Soundguy
Old Timer
- Joined
- Mar 11, 2002
- Messages
- 52,238
- Location
- Central florida
- Tractor
- RK 55HC,ym1700, NH7610S, Ford 8N, 2N, NAA, 660, 850 x2, 541, 950, 941D, 951, 2000, 3000, 4000, 4600, 5000, 740, IH 'C' 'H', CUB, John Deere 'B', allis 'G', case VAC
I just connected my multimeter to the positive battery terminal and positive connection on the glow plug and my meter read -13.49V (see picture at address below).
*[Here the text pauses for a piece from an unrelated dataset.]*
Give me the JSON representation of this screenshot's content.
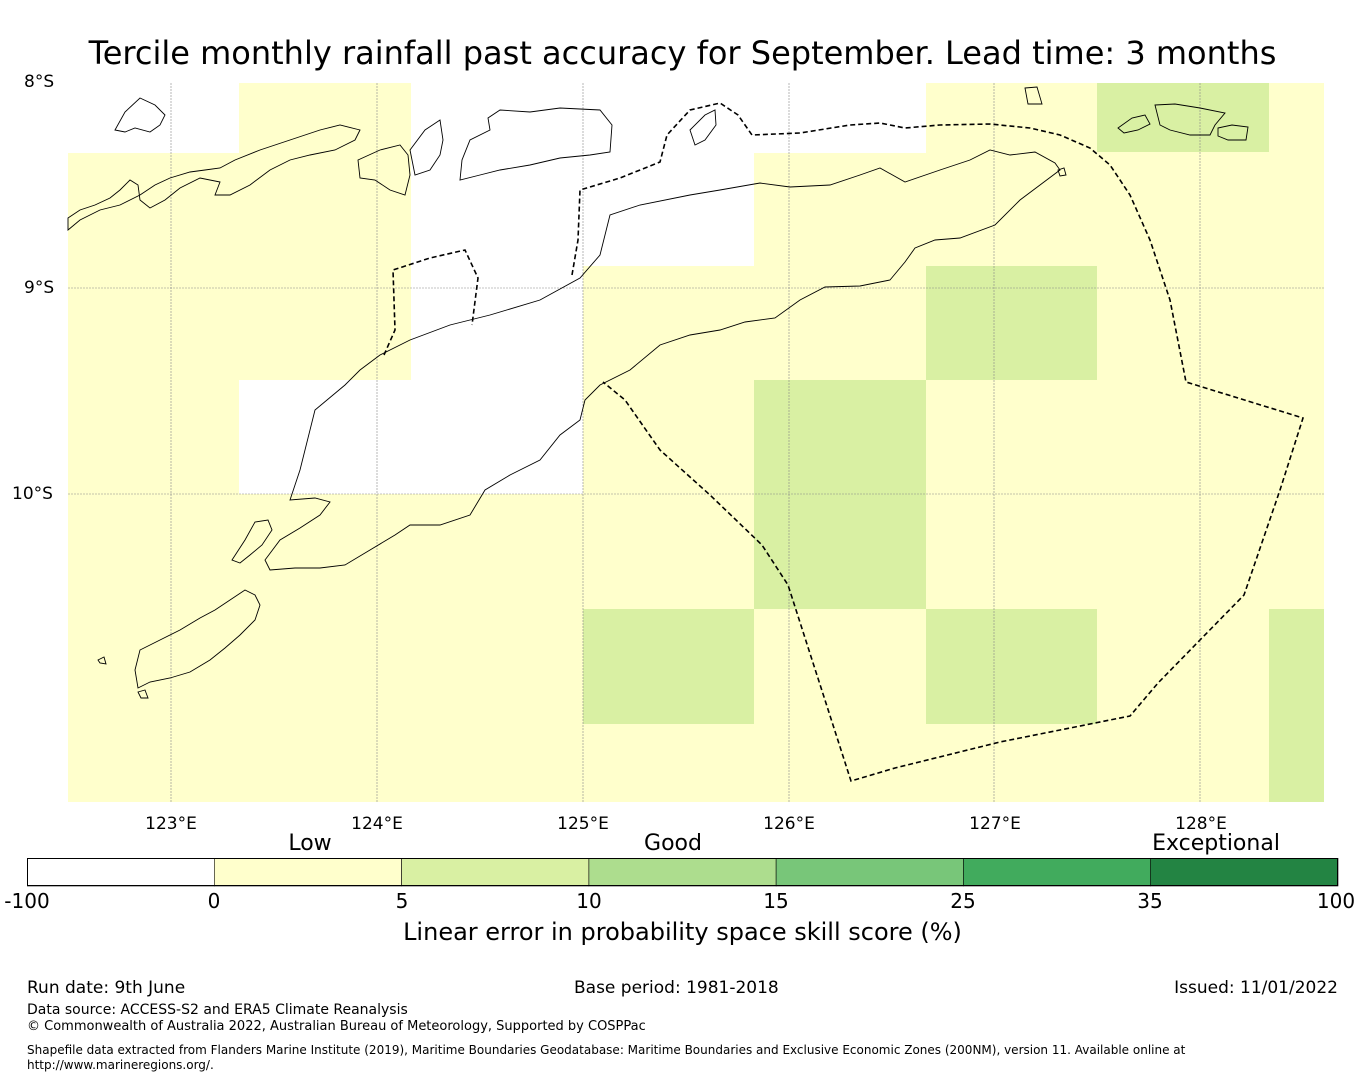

http://img.photobucket.com/albums/v347/kawiracer/Tractorvoltagereading_zpsce2ff547.jpg
When I place my negative lead on the negative terminal of the battery and the positive terminal on the positive connection for the glow plug, I get no voltage until I turn the key to the "heat glow plugs" position, and then I get a reading of only 10.96 to 11 volts. Perhapps that isn't enough to warm the plugs? Would that make more sense? I know that the engine is a little tired (about 1100 hours), but I'm hoping I'm not fighting an engine with low compression.
Thanks everyone!
it's exactly what I expect to see. that glow plug is a very low ohm, high current laod.
if you say battery volts there with key on.. i'd say the plug was OPEN.. but that voltage drop is entirely normal.. resistors have a voltage drop across them.. that glow plug is a resistor. ( heating element ).